Some people really liked this flick, though, and I can see why. It’s the Independence Day of zombie movies: a compilation of the genre’s greatest hits. If you don’t have the time or inclination to watch them all, give this a go. You’ll be well on your way to being as cynical and contemptuous as the rest of us. Especially if you screen Romero’s original Dead trilogy (or even Tom Savini’s remake) immediately before or after this flick.
It has its moments, mostly in the middle, after our core foursome achieve some manner of equilibrium. Boyle just can’t seem to help himself but fuck with them in ways that seemed icky to him and seem hilarious to me. This is, after all, the man who attacked Ewan McGregor with a dead baby, thinking it would be frightening instead of knock-you-on-your-ass funny.
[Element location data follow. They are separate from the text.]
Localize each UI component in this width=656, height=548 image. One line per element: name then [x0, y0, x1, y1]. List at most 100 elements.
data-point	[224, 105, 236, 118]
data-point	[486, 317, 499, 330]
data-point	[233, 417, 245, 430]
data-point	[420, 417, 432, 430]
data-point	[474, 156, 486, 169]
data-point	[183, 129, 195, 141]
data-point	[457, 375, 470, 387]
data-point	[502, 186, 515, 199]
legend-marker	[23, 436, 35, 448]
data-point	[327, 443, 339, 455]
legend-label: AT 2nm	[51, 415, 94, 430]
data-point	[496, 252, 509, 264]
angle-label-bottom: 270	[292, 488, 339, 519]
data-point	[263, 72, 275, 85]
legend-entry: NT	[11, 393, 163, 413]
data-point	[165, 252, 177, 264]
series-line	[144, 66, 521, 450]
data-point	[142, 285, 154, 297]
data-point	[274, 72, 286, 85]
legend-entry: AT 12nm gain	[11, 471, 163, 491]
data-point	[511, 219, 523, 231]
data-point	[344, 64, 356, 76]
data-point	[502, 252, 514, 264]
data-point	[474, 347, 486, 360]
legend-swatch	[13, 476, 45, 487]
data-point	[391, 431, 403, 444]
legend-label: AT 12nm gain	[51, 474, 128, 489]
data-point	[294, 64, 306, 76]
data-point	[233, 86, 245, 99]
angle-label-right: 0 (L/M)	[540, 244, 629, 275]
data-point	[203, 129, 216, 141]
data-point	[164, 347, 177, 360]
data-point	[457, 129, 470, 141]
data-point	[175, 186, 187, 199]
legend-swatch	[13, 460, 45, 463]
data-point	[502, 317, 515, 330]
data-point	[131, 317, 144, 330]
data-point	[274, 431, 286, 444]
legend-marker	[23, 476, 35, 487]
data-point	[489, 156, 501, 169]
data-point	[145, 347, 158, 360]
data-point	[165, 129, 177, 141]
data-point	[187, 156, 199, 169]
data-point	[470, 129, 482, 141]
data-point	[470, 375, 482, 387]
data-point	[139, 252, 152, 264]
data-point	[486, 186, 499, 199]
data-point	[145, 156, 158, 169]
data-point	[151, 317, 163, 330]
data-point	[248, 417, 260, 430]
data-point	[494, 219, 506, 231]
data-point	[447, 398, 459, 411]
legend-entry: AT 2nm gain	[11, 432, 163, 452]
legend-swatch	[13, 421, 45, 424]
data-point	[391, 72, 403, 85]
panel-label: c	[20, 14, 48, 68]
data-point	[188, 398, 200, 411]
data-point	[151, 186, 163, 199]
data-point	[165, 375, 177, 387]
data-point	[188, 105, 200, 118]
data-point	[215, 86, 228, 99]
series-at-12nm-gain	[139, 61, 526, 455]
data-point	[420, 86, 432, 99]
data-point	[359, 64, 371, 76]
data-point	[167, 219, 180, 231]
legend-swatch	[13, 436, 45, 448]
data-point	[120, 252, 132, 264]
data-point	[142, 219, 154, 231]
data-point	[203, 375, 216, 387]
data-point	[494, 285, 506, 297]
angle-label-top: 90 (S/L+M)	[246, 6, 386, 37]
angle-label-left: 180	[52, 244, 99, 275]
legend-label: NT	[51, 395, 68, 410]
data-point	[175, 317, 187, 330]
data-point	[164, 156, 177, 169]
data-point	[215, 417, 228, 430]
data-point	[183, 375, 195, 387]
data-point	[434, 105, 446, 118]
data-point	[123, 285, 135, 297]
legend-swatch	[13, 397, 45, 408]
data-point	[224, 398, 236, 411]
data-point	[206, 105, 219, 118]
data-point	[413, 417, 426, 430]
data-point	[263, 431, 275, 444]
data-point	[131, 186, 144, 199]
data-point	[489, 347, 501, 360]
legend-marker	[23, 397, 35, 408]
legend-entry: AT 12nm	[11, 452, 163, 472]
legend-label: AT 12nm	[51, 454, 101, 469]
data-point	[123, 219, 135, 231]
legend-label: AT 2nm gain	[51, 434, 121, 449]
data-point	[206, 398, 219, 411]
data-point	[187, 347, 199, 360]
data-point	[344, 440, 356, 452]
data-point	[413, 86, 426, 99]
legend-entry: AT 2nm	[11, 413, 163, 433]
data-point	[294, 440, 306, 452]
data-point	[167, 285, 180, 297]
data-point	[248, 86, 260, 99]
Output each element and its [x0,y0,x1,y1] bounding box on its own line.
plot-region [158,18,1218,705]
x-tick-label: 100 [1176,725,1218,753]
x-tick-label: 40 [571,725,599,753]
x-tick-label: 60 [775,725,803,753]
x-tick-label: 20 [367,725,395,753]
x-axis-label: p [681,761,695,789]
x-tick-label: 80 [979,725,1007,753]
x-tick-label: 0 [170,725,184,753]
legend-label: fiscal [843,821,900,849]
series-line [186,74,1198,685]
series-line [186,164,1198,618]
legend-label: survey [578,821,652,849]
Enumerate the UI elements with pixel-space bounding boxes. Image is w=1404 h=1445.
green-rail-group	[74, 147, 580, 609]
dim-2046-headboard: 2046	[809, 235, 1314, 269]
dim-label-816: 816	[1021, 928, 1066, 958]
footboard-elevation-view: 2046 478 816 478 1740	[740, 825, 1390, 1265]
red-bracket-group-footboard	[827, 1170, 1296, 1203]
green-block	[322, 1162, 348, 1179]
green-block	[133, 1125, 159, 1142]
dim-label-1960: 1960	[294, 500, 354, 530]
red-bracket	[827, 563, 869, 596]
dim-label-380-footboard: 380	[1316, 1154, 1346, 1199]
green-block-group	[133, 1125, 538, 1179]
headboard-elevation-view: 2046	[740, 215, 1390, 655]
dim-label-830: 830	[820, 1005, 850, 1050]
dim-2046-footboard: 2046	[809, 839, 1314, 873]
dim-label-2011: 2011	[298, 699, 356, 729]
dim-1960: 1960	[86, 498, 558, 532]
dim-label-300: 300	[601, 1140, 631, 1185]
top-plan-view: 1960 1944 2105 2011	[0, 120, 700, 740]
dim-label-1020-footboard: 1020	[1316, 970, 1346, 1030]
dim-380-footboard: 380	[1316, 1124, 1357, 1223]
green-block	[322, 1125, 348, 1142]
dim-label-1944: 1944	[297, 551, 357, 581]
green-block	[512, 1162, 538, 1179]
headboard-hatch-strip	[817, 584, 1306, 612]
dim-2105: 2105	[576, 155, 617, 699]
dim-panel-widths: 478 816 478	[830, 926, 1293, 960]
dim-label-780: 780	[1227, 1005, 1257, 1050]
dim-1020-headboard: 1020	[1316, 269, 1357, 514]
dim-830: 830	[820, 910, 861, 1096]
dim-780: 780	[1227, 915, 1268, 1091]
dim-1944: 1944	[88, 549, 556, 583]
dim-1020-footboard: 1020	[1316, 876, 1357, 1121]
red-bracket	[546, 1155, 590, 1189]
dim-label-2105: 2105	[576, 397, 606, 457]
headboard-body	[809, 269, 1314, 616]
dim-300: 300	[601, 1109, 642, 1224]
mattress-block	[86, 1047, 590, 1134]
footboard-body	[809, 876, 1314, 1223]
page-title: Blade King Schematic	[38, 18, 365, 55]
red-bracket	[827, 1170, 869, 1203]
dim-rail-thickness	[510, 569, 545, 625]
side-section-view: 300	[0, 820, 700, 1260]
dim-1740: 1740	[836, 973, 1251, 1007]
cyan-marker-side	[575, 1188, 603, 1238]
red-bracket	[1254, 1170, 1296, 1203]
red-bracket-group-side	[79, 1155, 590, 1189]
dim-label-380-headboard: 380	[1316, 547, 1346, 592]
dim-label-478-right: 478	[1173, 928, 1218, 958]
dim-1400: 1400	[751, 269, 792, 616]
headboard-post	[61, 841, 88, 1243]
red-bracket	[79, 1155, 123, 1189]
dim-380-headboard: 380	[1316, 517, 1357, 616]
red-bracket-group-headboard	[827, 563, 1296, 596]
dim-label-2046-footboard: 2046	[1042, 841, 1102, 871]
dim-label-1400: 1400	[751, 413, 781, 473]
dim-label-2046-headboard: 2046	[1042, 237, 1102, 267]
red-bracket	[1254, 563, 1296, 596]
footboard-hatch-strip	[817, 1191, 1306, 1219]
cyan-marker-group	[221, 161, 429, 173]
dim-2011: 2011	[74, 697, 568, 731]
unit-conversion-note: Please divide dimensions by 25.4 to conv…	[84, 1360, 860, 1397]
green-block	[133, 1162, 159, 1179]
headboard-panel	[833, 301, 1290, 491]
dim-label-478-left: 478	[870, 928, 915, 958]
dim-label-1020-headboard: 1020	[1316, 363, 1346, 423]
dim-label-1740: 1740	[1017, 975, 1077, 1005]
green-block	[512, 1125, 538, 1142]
The increased speed of zombie pursuit does not alter the been-there-seen-that feeling of everything else here.
I can’t help but conclude 28 Days Later got a lot of points just for existing. If it were anything other than a British indy horror movie, I doubt we’d remember a damn thing about it today. Unfortunately, it made money during a recession (not the last one but the one before the last one) which means we have it to thank for an entire generation of zombie movies…and most of the things that so piss me off about them. But that’s a rant for another time and a more deserving target, named Boll. Or Snyder.